Sunday, April 28, 2013

Write Wedding

"You've written your best book since you got married," my wife said. She's write, excused me, she's right. I had feared that my writing output and quality would go down once I tied the knot, but the opposite is true.

We are a few weeks away from our first anniversary. I finished Rattlesnake Wedding, my best book, and wrote a very solid draft of a science fiction book. Not to mention this blog which several thousand of you have already read. I was extremely single the entire time when I wrote my first novel, Rattlesnake Lawyer, and it took ten YEARS to finish. Those weren't a happy ten years.

With the exception of the "writer's room" on a TV sitcom, where people crack themselves up by pitching jokes, writing is a solitary pursuit. Even the only dialogue in the writing process--getting "notes" from an editor --is hardly a social experience. An editor emails you an annotated copy of your book, and you click on accepting the changes. After awhile you forget that a person is asking you to make those changes, and it feels like your own manuscript is nagging at you to stop using the word "I" so much in the same paragraph.

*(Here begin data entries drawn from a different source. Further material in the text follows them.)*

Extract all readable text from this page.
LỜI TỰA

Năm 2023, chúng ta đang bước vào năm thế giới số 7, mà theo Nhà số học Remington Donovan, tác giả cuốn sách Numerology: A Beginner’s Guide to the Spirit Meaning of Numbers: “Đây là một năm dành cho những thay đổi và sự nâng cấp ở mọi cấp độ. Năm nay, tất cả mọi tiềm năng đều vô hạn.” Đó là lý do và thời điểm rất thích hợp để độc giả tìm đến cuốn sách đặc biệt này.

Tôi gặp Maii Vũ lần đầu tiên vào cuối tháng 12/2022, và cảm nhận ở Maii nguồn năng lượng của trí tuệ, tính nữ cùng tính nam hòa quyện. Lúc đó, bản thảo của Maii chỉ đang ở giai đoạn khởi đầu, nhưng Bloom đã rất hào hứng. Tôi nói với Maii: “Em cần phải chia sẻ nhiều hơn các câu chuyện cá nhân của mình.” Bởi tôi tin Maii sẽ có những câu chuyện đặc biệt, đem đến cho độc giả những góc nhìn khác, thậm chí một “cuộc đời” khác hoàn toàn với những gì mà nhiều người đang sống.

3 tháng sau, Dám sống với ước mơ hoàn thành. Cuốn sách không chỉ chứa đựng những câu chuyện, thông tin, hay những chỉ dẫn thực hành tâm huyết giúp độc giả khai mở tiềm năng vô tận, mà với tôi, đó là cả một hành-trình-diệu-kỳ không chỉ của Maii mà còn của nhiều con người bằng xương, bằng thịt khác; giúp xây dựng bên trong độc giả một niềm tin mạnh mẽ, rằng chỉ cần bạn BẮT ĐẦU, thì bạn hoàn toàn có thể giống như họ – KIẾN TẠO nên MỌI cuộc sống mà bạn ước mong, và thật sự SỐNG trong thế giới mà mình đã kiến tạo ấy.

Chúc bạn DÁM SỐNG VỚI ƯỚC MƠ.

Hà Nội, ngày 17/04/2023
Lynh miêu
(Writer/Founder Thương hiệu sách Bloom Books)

Since I've been married, I still write by myself, but I am not alone. I sip gourmet coffee now as opposed to slamming an energy drink. When I was single, the sound of a passing car would break my train of thought, just think about what the sound of a passing train used to do. Now the sounds of my wife getting ready in the morning actually inspire me to write faster. It's better to get a thousand words out and join someone for breakfast, then get nine hundred words and gobble a power bar.

I do know a few writers who got divorced while writing their books. I won't be one of them.